Here's a comment from Feyerabend (from Wikipedia becuase you've used it):
Feyerabend was critical of any guideline that aimed to judge the quality of scientific theories by comparing them to known facts. He thought that previous theory might influence natural interpretations of observed phenomena. Scientists necessarily make implicit assumptions when comparing scientific theories to facts that they observe. Such assumptions need to be changed in order to make the new theory compatible with observations. The main example of the influence of natural interpretations that Feyerabend provided was the tower argument. The tower argument was one of the main objections against the theory of a moving earth. Aristotelians assumed that the fact that a stone which is dropped from a tower lands directly beneath it shows that the earth is stationary. They thought that, if the earth moved while the stone was falling, the stone would have been "left behind". Objects would fall diagonally instead of vertically. Since this does not happen, Aristotelians thought that it was evident that the earth did not move. If one uses ancient theories of impulse and relative motion, the Copernican theory indeed appears to be falsified by the fact that objects fall vertically on earth. This observation required a new interpretation to make it compatible with Copernican theory. Galileo was able to make such a change about the nature of impulse and relative motion. Before such theories were articulated, Galileo had to make use of ad hoc methods and proceed counterinductively. So, "ad hoc" hypotheses actually have a positive function: they temporarily make a new theory compatible with facts until the theory to be defended can be supported by other theories.
Feyerabend commented on the Galileo affair as follows:
The church at the time of Galileo was much more faithful to reason than Galileo himself, and also took into consideration the ethical and social consequences of Galileo's doctrine.

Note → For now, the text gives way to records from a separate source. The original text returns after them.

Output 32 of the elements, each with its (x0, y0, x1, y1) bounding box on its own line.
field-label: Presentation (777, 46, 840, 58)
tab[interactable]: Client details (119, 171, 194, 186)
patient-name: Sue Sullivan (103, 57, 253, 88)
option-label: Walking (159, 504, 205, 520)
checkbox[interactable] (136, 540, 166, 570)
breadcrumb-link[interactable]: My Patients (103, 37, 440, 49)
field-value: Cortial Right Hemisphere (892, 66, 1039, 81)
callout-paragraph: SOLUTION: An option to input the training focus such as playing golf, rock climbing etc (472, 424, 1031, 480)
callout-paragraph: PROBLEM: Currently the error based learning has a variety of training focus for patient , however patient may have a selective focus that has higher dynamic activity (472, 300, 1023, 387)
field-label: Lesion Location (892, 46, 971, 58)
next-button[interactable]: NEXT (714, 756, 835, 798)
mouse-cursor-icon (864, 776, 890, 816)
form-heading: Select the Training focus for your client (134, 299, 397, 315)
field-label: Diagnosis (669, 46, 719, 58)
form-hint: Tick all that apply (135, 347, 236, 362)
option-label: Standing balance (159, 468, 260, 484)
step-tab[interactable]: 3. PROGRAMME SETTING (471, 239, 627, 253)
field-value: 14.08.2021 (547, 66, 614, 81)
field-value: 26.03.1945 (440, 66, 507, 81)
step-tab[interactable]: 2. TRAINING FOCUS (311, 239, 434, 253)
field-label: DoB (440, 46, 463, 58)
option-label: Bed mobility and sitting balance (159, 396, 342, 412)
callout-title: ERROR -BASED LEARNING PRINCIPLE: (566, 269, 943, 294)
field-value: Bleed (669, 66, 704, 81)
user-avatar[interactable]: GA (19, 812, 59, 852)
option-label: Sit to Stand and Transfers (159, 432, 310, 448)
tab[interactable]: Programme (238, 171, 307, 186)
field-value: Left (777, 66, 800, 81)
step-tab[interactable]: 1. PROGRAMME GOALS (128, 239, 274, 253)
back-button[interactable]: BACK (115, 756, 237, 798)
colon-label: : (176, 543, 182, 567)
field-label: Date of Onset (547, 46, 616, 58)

Its verdict against Galileo was rational and just, and revisionism can be legitimized solely for motives of political opportunism.[5][6][7]
Later, Pope Urban became sympathetic and let Galileo continue his research in order to correct some of these problems, but then Galileo started poking fun at the pope (kinda stupid thing to do) and everything went haywire.
So yes, the church did forbid heliocentrism, but only on based on a fallacious Copernican model and Galileo's beligerence and sloppy science that didn't justify a re-interpretation of scripture. A generation later, Kepler fixed his problems and heliocentrism was accepted a century later because, frankly, his evidence was better.
Did the church screw up in their handling of this? Of course. Was it because they were scared of science? Not really. They just didn't think Galileo's argument was strong enough to overturn scripture. And, of course, it wasn't, becuase Copernicus was wrong.